Howdy folks,
As I'm always tinkering with my development workflow, I was wondering how you have your dev setups?
Recently I switched from vim to vscode, and now I usually have 1-2 code files opened in vertical split view and 1, recently 2 terminal windows on the bottom. First I just recompiled on save/finishing a snipped, now I switched to cargo watch
. But it's a real hassle to scroll up to every error, fixing it, saving and having to scroll back down since my terminal doesn't scroll with new input if I scrolled up. The in-code error highlights are too short for me. Is there a way to suppress all the unnecessary output from the compiler, only showing the errors, maybe 1-3 lines per error?
What's your workflow? Would be great if some of you could share their workflow, arrangement of windows and so on.
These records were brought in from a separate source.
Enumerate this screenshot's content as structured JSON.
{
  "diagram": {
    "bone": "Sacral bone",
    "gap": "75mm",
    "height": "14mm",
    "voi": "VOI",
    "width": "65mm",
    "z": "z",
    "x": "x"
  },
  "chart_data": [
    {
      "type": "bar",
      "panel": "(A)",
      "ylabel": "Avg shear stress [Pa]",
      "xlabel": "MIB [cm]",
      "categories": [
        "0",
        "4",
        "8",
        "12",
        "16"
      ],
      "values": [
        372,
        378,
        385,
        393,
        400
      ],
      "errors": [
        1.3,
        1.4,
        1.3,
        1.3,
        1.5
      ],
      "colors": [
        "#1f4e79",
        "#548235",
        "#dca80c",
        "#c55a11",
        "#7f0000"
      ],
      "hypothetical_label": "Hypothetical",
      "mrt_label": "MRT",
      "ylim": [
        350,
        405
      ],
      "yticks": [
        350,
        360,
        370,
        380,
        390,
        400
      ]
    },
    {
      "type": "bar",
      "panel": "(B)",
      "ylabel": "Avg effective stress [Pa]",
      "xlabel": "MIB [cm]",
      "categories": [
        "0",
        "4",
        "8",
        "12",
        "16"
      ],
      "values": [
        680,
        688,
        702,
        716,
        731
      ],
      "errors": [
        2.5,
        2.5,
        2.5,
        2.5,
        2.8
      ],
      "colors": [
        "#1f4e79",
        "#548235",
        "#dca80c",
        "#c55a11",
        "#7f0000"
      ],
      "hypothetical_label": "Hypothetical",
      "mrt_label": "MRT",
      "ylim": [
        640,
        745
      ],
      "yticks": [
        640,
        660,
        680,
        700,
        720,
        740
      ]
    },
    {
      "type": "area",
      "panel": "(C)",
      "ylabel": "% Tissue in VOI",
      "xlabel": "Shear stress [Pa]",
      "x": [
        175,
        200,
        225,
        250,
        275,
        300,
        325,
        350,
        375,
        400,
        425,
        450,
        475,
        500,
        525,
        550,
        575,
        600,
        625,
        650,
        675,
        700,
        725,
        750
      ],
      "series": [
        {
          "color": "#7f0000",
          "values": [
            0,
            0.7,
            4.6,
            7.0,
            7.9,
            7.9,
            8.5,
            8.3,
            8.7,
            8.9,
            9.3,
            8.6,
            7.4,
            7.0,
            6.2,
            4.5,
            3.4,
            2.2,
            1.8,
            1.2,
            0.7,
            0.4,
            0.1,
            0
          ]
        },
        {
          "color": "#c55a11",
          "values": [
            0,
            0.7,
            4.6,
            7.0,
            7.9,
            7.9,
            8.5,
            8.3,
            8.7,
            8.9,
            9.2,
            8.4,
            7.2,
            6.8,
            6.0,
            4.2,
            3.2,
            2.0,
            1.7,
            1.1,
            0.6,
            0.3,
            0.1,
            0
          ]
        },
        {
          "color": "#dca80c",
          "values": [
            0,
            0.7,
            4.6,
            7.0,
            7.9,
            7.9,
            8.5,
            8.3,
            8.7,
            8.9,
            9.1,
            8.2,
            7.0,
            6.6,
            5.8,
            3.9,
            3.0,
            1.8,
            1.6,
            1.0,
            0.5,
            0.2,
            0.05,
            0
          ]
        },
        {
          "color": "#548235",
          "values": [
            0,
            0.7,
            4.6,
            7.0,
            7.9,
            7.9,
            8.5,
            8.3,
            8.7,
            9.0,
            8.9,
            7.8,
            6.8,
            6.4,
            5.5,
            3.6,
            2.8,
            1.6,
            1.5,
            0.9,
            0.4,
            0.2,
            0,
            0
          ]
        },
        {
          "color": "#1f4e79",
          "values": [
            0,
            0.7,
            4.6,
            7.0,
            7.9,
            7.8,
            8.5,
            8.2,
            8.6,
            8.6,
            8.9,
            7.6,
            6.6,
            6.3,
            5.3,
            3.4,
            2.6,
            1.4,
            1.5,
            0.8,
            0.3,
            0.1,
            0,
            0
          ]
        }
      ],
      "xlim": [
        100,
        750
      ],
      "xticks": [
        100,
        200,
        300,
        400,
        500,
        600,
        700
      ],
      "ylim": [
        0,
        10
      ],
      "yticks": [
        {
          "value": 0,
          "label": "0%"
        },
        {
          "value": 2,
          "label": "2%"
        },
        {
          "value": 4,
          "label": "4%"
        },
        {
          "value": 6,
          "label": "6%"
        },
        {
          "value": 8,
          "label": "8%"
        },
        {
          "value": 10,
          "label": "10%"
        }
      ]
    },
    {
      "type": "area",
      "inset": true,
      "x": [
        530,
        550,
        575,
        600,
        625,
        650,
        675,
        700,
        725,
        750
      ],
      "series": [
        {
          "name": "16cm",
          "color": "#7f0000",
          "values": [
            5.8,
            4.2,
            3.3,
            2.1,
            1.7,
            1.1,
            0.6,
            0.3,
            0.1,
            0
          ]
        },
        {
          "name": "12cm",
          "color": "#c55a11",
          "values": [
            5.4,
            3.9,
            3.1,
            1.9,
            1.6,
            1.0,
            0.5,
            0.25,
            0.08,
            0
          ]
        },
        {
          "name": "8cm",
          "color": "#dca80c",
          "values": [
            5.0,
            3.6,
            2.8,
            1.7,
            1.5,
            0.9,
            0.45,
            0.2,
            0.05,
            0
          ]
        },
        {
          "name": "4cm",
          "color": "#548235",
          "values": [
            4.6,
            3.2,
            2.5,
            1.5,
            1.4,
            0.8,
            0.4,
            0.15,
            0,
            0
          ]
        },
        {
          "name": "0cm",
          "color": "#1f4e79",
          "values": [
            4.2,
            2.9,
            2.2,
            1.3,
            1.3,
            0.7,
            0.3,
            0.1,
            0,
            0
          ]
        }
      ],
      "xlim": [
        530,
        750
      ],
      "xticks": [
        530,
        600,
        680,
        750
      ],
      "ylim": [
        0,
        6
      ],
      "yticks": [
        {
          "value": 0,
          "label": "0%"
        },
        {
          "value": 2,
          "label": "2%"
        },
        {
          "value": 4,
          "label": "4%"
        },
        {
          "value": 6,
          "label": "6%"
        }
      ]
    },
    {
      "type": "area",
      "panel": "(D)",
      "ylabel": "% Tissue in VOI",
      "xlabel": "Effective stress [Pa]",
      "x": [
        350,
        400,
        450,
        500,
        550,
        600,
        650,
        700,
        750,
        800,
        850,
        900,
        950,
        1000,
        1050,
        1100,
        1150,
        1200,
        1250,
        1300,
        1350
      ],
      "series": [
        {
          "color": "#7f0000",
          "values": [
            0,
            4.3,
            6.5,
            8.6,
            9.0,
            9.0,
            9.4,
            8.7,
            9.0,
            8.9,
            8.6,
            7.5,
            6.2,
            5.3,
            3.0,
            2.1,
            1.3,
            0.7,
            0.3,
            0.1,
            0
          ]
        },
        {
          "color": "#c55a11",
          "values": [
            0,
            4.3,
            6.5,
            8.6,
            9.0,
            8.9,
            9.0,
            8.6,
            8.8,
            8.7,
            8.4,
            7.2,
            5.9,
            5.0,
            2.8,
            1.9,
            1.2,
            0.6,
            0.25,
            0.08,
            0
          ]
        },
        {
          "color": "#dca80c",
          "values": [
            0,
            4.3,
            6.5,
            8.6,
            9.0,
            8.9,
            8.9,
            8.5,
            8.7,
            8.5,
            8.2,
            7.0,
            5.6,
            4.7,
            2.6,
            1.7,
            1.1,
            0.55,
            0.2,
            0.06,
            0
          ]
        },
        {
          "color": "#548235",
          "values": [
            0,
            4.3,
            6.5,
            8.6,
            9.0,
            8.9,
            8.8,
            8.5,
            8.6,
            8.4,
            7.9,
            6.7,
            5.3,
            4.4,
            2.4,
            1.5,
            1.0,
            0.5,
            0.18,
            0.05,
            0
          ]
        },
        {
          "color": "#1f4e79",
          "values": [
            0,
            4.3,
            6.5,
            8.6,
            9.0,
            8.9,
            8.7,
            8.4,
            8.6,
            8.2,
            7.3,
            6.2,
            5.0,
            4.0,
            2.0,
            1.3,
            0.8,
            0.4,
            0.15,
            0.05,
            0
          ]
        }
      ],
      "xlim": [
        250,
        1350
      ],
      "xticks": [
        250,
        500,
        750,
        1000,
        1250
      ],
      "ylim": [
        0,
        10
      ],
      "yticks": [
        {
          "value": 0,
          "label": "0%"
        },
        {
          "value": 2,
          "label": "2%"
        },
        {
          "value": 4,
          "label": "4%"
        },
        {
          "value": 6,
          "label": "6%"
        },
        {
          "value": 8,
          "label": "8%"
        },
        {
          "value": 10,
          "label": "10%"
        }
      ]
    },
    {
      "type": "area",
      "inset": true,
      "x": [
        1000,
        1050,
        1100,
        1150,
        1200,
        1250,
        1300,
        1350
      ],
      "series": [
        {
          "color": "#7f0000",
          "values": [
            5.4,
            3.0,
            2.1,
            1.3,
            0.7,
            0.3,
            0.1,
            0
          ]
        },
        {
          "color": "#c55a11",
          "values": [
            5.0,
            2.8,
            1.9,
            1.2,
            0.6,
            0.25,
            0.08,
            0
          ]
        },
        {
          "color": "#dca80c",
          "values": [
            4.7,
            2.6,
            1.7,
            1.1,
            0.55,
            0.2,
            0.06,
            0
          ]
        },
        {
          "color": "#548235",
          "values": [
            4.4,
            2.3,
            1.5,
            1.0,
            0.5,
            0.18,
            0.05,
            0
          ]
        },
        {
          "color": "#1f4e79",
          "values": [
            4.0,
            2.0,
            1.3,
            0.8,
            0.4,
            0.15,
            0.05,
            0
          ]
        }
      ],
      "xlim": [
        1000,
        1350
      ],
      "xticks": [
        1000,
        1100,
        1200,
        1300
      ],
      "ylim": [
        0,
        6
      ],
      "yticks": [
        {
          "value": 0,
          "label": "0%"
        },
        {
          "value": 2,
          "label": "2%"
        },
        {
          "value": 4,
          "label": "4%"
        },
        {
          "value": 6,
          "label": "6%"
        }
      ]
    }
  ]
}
Apologizes for this long text.
Have a nice weekend and thanks in advance,
Anton
Is there a way to suppress all the unnecessary output from the compiler, only showing the errors, maybe 1-3 lines per error?
Yes, but it's not easily accessible. --error-format short
uses 1 line per error, but the option is unstable.
I'm working almost entirely within Emacs, most of the time without a GUI (emacs -nw
), deal with version control via magit, wrap some cargo calls via Makefiles, and therefore compile from within Emacs (M-x compile
). During compilation all warnings and error messages are automatically gathered in a new split window, which can be searched (C-s
) e.g. for errors, and you can jump directly to the source code (even if that file wasn't loaded before). I know it's kind of unusual workflow, but it works pretty well, e.g. rustfmt
can be called within Emacs as well ...
My 2 cents
That's a good hint, thanks, I'll try that. One other option that came to my mind was building customized output on top of the json output, might try that as well
Thanks so far
Since you're coming from vim: Do you know about the quickfix list? If you're using rust.vim
and set compiler=cargo
, you can just call make check
and have the error populate the qf list and jump through them the usual way.